Despite the discouragement, he still has hope: “In my line of work, if you ever lose sight of hope, you need to quit and walk away,” he said. “Without hope, you ain’t going to accomplish nothing.”
Staying Warm in a Teepee
As for the weather conditions in North Dakota, Wathen said, “Southern boys don’t know nothin’ about winter. During the worst, we often had winds of 50 to 60 miles per hour and temperatures 20 to 30 degrees below zero.”

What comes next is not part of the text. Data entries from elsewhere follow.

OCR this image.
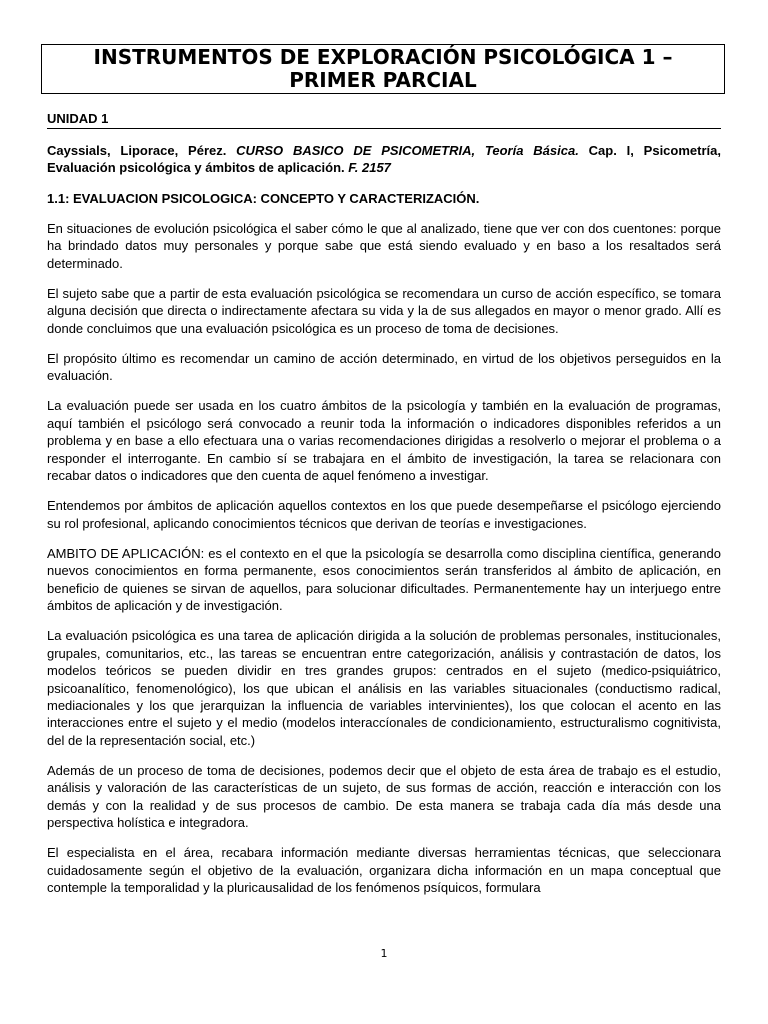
INSTRUMENTOS DE EXPLORACIÓN PSICOLÓGICA 1 –
PRIMER PARCIAL
UNIDAD 1

Cayssials, Liporace, Pérez. CURSO BASICO DE PSICOMETRIA, Teoría Básica. Cap. I, Psicometría, Evaluación psicológica y ámbitos de aplicación. F. 2157

1.1: EVALUACION PSICOLOGICA: CONCEPTO Y CARACTERIZACIÓN.

En situaciones de evolución psicológica el saber cómo le que al analizado, tiene que ver con dos cuentones: porque ha brindado datos muy personales y porque sabe que está siendo evaluado y en baso a los resaltados será determinado.

El sujeto sabe que a partir de esta evaluación psicológica se recomendara un curso de acción específico, se tomara alguna decisión que directa o indirectamente afectara su vida y la de sus allegados en mayor o menor grado. Allí es donde concluimos que una evaluación psicológica es un proceso de toma de decisiones.

El propósito último es recomendar un camino de acción determinado, en virtud de los objetivos perseguidos en la evaluación.

La evaluación puede ser usada en los cuatro ámbitos de la psicología y también en la evaluación de programas, aquí también el psicólogo será convocado a reunir toda la información o indicadores disponibles referidos a un problema y en base a ello efectuara una o varias recomendaciones dirigidas a resolverlo o mejorar el problema o a responder el interrogante. En cambio sí se trabajara en el ámbito de investigación, la tarea se relacionara con recabar datos o indicadores que den cuenta de aquel fenómeno a investigar.

Entendemos por ámbitos de aplicación aquellos contextos en los que puede desempeñarse el psicólogo ejerciendo su rol profesional, aplicando conocimientos técnicos que derivan de teorías e investigaciones.

AMBITO DE APLICACIÓN: es el contexto en el que la psicología se desarrolla como disciplina científica, generando nuevos conocimientos en forma permanente, esos conocimientos serán transferidos al ámbito de aplicación, en beneficio de quienes se sirvan de aquellos, para solucionar dificultades. Permanentemente hay un interjuego entre ámbitos de aplicación y de investigación.

La evaluación psicológica es una tarea de aplicación dirigida a la solución de problemas personales, institucionales, grupales, comunitarios, etc., las tareas se encuentran entre categorización, análisis y contrastación de datos, los modelos teóricos se pueden dividir en tres grandes grupos: centrados en el sujeto (medico-psiquiátrico, psicoanalítico, fenomenológico), los que ubican el análisis en las variables situacionales (conductismo radical, mediacionales y los que jerarquizan la influencia de variables intervinientes), los que colocan el acento en las interacciones entre el sujeto y el medio (modelos interaccíonales de condicionamiento, estructuralismo cognitivista, del de la representación social, etc.)

Además de un proceso de toma de decisiones, podemos decir que el objeto de esta área de trabajo es el estudio, análisis y valoración de las características de un sujeto, de sus formas de acción, reacción e interacción con los demás y con la realidad y de sus procesos de cambio. De esta manera se trabaja cada día más desde una perspectiva holística e integradora.

El especialista en el área, recabara información mediante diversas herramientas técnicas, que seleccionara cuidadosamente según el objetivo de la evaluación, organizara dicha información en un mapa conceptual que contemple la temporalidad y la pluricausalidad de los fenómenos psíquicos, formulara

1
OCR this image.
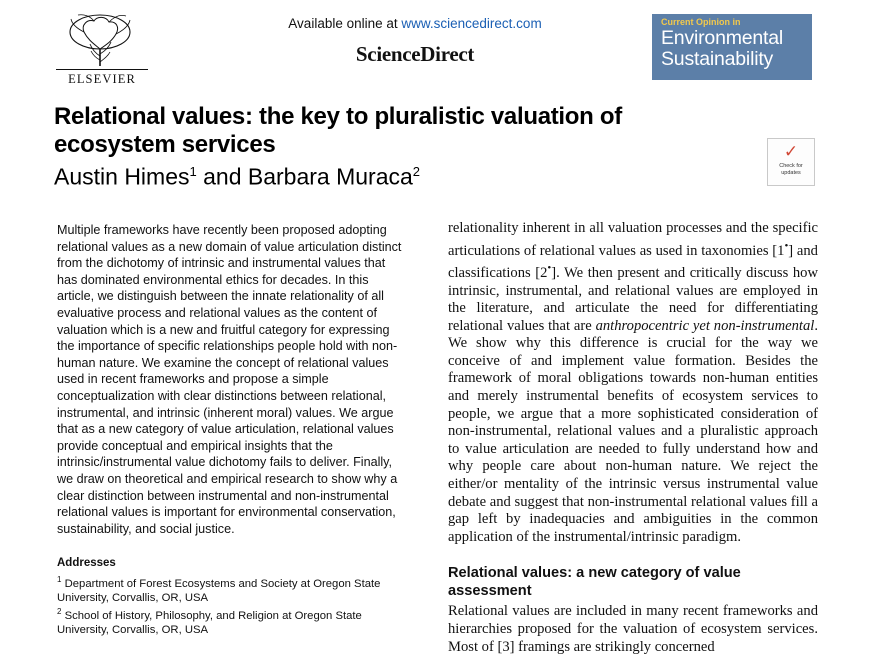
ELSEVIER
Available online at www.sciencedirect.com
ScienceDirect
Current Opinion in
Environmental
Sustainability
Relational values: the key to pluralistic valuation of ecosystem services
Austin Himes$^1$ and Barbara Muraca$^2$
✓
Check for
updates

Multiple frameworks have recently been proposed adopting relational values as a new domain of value articulation distinct from the dichotomy of intrinsic and instrumental values that has dominated environmental ethics for decades. In this article, we distinguish between the innate relationality of all evaluative process and relational values as the content of valuation which is a new and fruitful category for expressing the importance of specific relationships people hold with non-human nature. We examine the concept of relational values used in recent frameworks and propose a simple conceptualization with clear distinctions between relational, instrumental, and intrinsic (inherent moral) values. We argue that as a new category of value articulation, relational values provide conceptual and empirical insights that the intrinsic/instrumental value dichotomy fails to deliver. Finally, we draw on theoretical and empirical research to show why a clear distinction between instrumental and non-instrumental relational values is important for environmental conservation, sustainability, and social justice.

Addresses
$^1$ Department of Forest Ecosystems and Society at Oregon State University, Corvallis, OR, USA
$^2$ School of History, Philosophy, and Religion at Oregon State University, Corvallis, OR, USA

relationality inherent in all valuation processes and the specific articulations of relational values as used in taxonomies [1•] and classifications [2•]. We then present and critically discuss how intrinsic, instrumental, and relational values are employed in the literature, and articulate the need for differentiating relational values that are anthropocentric yet non-instrumental. We show why this difference is crucial for the way we conceive of and implement value formation. Besides the framework of moral obligations towards non-human entities and merely instrumental benefits of ecosystem services to people, we argue that a more sophisticated consideration of non-instrumental, relational values and a pluralistic approach to value articulation are needed to fully understand how and why people care about non-human nature. We reject the either/or mentality of the intrinsic versus instrumental value debate and suggest that non-instrumental relational values fill a gap left by inadequacies and ambiguities in the common application of the instrumental/intrinsic paradigm.

Relational values: a new category of value assessment

Relational values are included in many recent frameworks and hierarchies proposed for the valuation of ecosystem services. Most of [3] framings are strikingly concerned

Yet, he said, he stayed comfortable in his teepee with a small propane heater going. And a Sioux friend later told him the structure’s design made it perfect for self-isolation during the current coronavirus pandemic. “The fire’s in the middle, and air’s coming in from under the skirts (bottom edge) so everything you breathe out is pulled up through the smoke hole,” Wathen said. “Native Americans used it to quarantine members of their tribe who got sick. They put them in the teepee and always stayed on the opposite side of the fire from the sick one.”
Following a surgery last year from which he’s now recovered, Wathen wants to put his teepee back up at his residence. “Only thing is, in the South, if you don’t keep a fire or heater going, you’ll have a mildew issue,” he said.